6 Most Important Weight Loss Lessons to be Learnt From ‘The Biggest Losers’

THE BIGGEST LOSER -- Episode 808 -- Pictured: (l-r) Danny Cahill, Rebecca Meyer, Rudy Pauls, Liz Young, Allen Smith, Tracey Yukich, Daniel Wright, Shay Sorrells -- (Photo by: Trae Patton/NBC/NBCU Photo Bank via Getty Images)

A study that followed up on 14 contestants from the weight loss reality show “The Biggest Loser” confirms what some previous participants have been saying for years: The massive weight loss depicted on the show can be almost impossible to maintain perfectly, and in fact it is frighteningly easy to re-gain all the weight they lost — and then some.

That’s not surprising on its own. After all, contestants dedicate themselves wholly to weight loss for about seven months in an artificial environment that is impossible to maintain after the show ends. What’s more, the public scrutiny, as well as the financial incentives, make their success difficult to translate into post-show maintenance. But the reason for weight re-gain goes deeper than willpower, according to Kevin D. Hall, lead author of the study and a scientist at the National Institute of Diabetes and Digestive and Kidney Diseases at the National Institutes of Health.

Hall found that former “Biggest Loser” participants had slower metabolisms than people of comparable age and body composition who never lost an extreme amount of weight. These slowed metabolisms persisted even years after appearing in the competition, according to the study, published Monday in the journal Obesity.

The researchers also found a key factor related to the “satiety hormone” leptin, which lets your body know when you’ve eaten enough. In line with past research that shows people who lose weight suffer a decline in leptin, the leptin levels of “Biggest Loser” contestants plummeted after the show and never fully returned to their pre-weight loss numbers.

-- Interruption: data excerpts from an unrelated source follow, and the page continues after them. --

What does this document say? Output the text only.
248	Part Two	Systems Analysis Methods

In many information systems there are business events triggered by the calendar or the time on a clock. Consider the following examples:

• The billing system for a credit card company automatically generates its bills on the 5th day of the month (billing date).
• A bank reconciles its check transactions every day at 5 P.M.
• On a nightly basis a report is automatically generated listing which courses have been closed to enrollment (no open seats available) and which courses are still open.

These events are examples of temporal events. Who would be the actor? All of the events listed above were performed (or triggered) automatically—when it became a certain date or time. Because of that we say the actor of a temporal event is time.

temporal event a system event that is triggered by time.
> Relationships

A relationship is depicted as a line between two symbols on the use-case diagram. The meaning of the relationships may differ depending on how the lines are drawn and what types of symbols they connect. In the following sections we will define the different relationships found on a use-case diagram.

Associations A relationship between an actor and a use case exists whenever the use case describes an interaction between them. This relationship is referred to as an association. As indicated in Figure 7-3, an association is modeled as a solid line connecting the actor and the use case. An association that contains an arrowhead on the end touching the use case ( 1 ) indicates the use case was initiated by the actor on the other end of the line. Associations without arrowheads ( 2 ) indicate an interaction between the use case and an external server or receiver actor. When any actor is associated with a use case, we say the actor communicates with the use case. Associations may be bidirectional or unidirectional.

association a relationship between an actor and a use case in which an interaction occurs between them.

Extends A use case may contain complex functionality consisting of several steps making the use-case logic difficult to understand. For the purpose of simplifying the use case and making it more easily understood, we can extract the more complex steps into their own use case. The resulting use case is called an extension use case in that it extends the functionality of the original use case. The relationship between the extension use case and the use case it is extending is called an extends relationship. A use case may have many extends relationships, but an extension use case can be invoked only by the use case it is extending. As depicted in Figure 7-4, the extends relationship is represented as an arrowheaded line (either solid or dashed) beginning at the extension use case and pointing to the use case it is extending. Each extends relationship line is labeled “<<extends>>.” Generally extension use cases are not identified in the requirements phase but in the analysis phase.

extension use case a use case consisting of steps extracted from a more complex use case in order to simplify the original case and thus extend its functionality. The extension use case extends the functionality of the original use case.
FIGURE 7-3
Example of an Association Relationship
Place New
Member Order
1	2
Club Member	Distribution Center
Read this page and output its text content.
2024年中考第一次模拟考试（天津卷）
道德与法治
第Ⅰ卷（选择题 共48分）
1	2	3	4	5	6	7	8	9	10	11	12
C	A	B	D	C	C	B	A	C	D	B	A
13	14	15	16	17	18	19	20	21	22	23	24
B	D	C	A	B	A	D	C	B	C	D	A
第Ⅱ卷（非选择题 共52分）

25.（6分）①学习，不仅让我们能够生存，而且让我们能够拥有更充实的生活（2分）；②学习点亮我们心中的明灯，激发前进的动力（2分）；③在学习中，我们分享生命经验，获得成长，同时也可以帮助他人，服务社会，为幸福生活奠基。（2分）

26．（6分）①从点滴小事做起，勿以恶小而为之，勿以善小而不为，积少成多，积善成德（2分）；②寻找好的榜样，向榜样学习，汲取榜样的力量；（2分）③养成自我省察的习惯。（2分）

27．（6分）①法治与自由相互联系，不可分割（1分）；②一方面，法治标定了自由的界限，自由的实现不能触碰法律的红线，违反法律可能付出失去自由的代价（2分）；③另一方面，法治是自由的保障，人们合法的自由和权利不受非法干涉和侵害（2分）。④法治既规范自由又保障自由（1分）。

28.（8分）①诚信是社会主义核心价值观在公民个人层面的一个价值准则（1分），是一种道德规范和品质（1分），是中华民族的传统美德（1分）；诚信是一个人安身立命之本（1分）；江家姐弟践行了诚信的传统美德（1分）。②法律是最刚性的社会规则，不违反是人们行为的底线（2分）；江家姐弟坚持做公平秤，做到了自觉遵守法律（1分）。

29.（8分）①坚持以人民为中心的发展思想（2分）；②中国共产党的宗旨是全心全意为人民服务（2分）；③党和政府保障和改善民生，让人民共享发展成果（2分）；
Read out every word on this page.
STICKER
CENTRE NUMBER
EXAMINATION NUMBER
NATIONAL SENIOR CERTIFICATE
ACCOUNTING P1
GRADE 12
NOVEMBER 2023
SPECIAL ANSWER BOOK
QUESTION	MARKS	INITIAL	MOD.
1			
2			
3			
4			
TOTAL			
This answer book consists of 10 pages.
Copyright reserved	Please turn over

These two factors, the researchers argue, create a perfect storm for weight re-gain because the body is slow to burn calories at the same time that hormone levels make a person feel like they need to keep eating. Indeed, the findings as they werefirst reported in the New York Times were accompanied by distressing testimony from former contestants who spoke of an overwhelming hunger and food cravings they couldn’t control.

“What people don’t understand is that a treat is like a drug,” Erinn Egbert, a season eight contestant, told the New York Times. “Two treats can turn into a binge over a three-day period. That is what I struggle with.”